Le Var des terres séduit de plus en plus de touristes, avec un potentiel de développement supérieur au littoral
Ce jeudi à Toulon, Var Tourisme a organisé les premières assises départementales du tourisme, réunissant près de 200 invités dans le cadre prestigieux de l'atrium de l'Hôtel du Département. L'événement a mis en lumière le fort potentiel de développement du Var des terres, qui attire désormais 40 % des touristes, contre 60 % pour le littoral et ses plages. Quatre tables rondes ont abordé des thèmes cruciaux tels que les outils d'observation des flux, l'hébergement, l'agritourisme et la diversité de l'offre locale.
Une tendance inattendue révélée par les données touristiques
Parmi les spécialistes présents, Kévin Arrouzet, manager chez Expédia Group, a dévoilé un chiffre surprenant : dans le Var, 40 % des touristes privilégient le centre et le haut Var, tandis que 60 % optent toujours pour le littoral. Cela signifie que près d'un touriste sur deux délaisse la plage pour vivre d'autres expériences. Guillaume Décard, président de Var Tourisme, confirme cette dynamique : « On gagne davantage de parts de marché dans les terres que sur le littoral. Le potentiel de développement y est beaucoup plus fort, avec des atouts comme les racines, l'authenticité de nos villages, la vie épicurienne et les loisirs de plein air. »
L'explosion du « hotel hopping » et l'attrait du slow travel
Kévin Arrouzet a également souligné une autre tendance majeure : l'explosion des séjours multi-hôtels, ou « hotel hopping », avec une croissance de +1 000 %, principalement portée par la génération Z. Cette génération combine souvent une ou deux nuitées dans un établissement haut de gamme avec des logements plus économiques. De plus, une étude mondiale d'Expédia indique que 84 % des voyageurs sont intéressés par le charme d'une ferme et d'un beau ciel étoilé, en mode slow travel, ce qui renforce l'attrait de l'arrière-pays.

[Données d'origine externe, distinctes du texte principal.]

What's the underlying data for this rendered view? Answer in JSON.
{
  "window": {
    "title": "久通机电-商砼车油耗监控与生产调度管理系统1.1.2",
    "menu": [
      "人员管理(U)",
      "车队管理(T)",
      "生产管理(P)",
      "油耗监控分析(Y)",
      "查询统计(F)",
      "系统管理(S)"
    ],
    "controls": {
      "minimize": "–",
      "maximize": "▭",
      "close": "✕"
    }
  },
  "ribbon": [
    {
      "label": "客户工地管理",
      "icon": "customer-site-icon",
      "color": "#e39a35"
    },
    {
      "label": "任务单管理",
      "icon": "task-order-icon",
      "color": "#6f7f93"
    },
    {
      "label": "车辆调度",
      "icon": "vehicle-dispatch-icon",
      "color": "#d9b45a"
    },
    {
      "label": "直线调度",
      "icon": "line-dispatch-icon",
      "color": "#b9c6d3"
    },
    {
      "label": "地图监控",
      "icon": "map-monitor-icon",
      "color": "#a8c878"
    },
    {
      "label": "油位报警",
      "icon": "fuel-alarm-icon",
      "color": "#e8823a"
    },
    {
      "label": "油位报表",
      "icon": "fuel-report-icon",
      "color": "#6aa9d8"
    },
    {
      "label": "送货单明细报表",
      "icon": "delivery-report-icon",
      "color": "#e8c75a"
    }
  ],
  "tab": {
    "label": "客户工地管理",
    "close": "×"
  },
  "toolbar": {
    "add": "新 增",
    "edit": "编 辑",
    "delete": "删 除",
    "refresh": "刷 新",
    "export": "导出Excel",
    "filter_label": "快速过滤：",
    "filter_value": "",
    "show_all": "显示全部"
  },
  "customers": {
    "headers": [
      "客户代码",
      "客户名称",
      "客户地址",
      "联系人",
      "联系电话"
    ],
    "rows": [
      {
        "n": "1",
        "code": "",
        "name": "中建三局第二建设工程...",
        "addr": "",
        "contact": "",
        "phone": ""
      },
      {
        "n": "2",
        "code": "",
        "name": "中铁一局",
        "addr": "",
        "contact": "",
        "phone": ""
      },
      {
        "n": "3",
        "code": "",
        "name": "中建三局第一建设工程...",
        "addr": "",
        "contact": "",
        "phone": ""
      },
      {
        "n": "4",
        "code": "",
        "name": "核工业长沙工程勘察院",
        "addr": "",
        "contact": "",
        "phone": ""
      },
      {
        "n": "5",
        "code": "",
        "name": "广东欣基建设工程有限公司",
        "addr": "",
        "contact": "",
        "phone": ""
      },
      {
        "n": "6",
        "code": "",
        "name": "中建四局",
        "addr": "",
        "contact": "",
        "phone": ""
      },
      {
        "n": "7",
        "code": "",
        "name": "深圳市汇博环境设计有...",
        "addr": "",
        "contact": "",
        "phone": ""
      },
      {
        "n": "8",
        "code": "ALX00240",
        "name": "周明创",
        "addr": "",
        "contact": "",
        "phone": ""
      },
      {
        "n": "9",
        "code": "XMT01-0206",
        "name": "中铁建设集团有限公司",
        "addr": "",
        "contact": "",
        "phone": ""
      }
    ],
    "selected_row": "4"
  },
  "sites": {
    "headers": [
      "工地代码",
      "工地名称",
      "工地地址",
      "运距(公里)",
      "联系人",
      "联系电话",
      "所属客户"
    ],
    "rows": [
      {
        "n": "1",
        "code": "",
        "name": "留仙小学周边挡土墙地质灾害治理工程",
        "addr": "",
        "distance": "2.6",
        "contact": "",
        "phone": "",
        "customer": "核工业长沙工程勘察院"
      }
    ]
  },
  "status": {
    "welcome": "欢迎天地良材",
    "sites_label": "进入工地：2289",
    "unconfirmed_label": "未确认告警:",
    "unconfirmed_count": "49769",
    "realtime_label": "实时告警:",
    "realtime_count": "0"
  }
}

Le rôle clé de la nature et de l'agritourisme
Le Var, deuxième département le plus boisé de France, mise sur ses richesses naturelles pour attirer un public nouveau. Jean-Louis Masson, président du Département, évoque le projet de Géoparc des massifs des Maures, de l'Estérel et du Tanneron, avec un dossier à déposer début 2027 pour une labellisation Unesco. Parallèlement, l'agritourisme se présente comme une solution prometteuse, avec près de 400 exploitations déjà actives et plus d'une centaine souhaitant s'y mettre. Sylvain Audemard, président de la Chambre d'agriculture du Var, estime que cela pourrait combler le manque d'offre touristique sur certains territoires.
Défis et opportunités pour l'hébergement et la saisonnalité
Martine Félio, directrice de Var Tourisme, souligne les produits locaux comme la figue ou la châtaigne pour activer le Var des terres, mais pointe aussi des lacunes en hébergement. Dans le Verdon, le sentiment de surtourisme persiste, tandis qu'en Provence verte, Airbnb complète souvent l'offre limitée. Guillaume Décard appelle à un taux d'ouverture plus important hors saison estivale, notant qu'un touriste sur deux visite le Var en dehors de la période des cigales. Ces assises ont ainsi permis de cartographier un Var touristique en perpétuel mouvement, offrant aux professionnels des pistes pour un développement durable et équilibré.